If we avoid deep queues on the DNs, then we also avoid the problem with a
leader switch on SCM.
At the moment ReplicationManager does not replicate its pending ops or
commands to each SCM. The goal is to make the queue on the DN small, so that
even if a leader switch did happen, there is not much more work to do,
otherwise RM can fall into this same problem or scheduling multiple deletes.
Better than that, we could also make the DN reject certain commands that
don't have the current SCM Leader term. For example, any replicate, delete
container, reconstruct container can be discarded if the SCM term has increased
and the replication manager will just re-create commands on its next pass.

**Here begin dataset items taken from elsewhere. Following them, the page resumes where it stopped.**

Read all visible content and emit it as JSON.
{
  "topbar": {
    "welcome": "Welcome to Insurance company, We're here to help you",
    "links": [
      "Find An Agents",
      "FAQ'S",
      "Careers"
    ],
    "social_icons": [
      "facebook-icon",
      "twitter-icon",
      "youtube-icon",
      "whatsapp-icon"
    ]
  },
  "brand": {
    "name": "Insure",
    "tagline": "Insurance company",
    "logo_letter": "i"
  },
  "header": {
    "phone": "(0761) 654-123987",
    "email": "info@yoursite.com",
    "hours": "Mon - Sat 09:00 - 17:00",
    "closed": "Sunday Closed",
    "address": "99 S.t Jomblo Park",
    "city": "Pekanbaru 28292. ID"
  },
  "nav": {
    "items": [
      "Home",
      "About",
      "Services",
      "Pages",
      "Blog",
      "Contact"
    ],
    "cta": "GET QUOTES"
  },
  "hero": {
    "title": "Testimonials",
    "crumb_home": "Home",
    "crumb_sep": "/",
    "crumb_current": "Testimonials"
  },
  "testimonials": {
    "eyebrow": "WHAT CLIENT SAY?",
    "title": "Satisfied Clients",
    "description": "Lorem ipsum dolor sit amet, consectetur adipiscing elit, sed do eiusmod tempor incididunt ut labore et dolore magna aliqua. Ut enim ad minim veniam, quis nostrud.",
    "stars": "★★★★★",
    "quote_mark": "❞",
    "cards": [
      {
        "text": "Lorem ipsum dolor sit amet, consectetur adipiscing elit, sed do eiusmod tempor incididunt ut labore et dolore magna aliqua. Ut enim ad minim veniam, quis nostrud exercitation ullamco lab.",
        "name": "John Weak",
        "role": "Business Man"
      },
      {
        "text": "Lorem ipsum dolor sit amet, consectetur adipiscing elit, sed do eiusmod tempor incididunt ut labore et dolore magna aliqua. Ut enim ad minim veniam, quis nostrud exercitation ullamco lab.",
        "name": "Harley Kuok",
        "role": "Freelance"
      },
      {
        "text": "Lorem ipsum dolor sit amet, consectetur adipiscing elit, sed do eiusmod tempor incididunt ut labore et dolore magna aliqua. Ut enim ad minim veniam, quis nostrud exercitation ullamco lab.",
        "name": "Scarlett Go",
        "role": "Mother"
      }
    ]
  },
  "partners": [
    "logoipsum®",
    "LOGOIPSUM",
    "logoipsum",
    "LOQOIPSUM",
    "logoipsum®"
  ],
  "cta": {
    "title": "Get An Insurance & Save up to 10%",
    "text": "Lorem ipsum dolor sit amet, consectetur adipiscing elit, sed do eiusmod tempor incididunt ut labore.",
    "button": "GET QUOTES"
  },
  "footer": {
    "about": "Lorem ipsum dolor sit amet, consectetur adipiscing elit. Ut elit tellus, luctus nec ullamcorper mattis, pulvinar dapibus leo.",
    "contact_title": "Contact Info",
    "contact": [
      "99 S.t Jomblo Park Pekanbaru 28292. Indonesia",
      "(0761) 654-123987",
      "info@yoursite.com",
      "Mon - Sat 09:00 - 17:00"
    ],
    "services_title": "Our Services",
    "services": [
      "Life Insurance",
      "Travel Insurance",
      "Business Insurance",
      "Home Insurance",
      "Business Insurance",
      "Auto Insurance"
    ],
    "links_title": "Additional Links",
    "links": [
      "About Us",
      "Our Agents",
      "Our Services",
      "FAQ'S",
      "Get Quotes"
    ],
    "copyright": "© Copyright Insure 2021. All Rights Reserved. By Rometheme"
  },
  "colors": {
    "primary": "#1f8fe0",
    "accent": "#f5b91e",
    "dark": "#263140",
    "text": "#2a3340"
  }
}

There isn't really any reason that the Balancer could not do the same. Ie,
schedule work only on DNs with the capacity to process it, and then drop all
commands on a leader switch. It would make the balancer a lot more simple
overall.
Then, we could have the over-replication handling try to take space into
account and remove the replicas from the most over-used nodes, making it do the
correct thing more of the time. In the event of a failover, some
over-replicated containers caused by the balancer might have the wrong replica
removed, but if the free space is so finely balanced between the nodes that it
removes the wrong one, it doesn't really matter.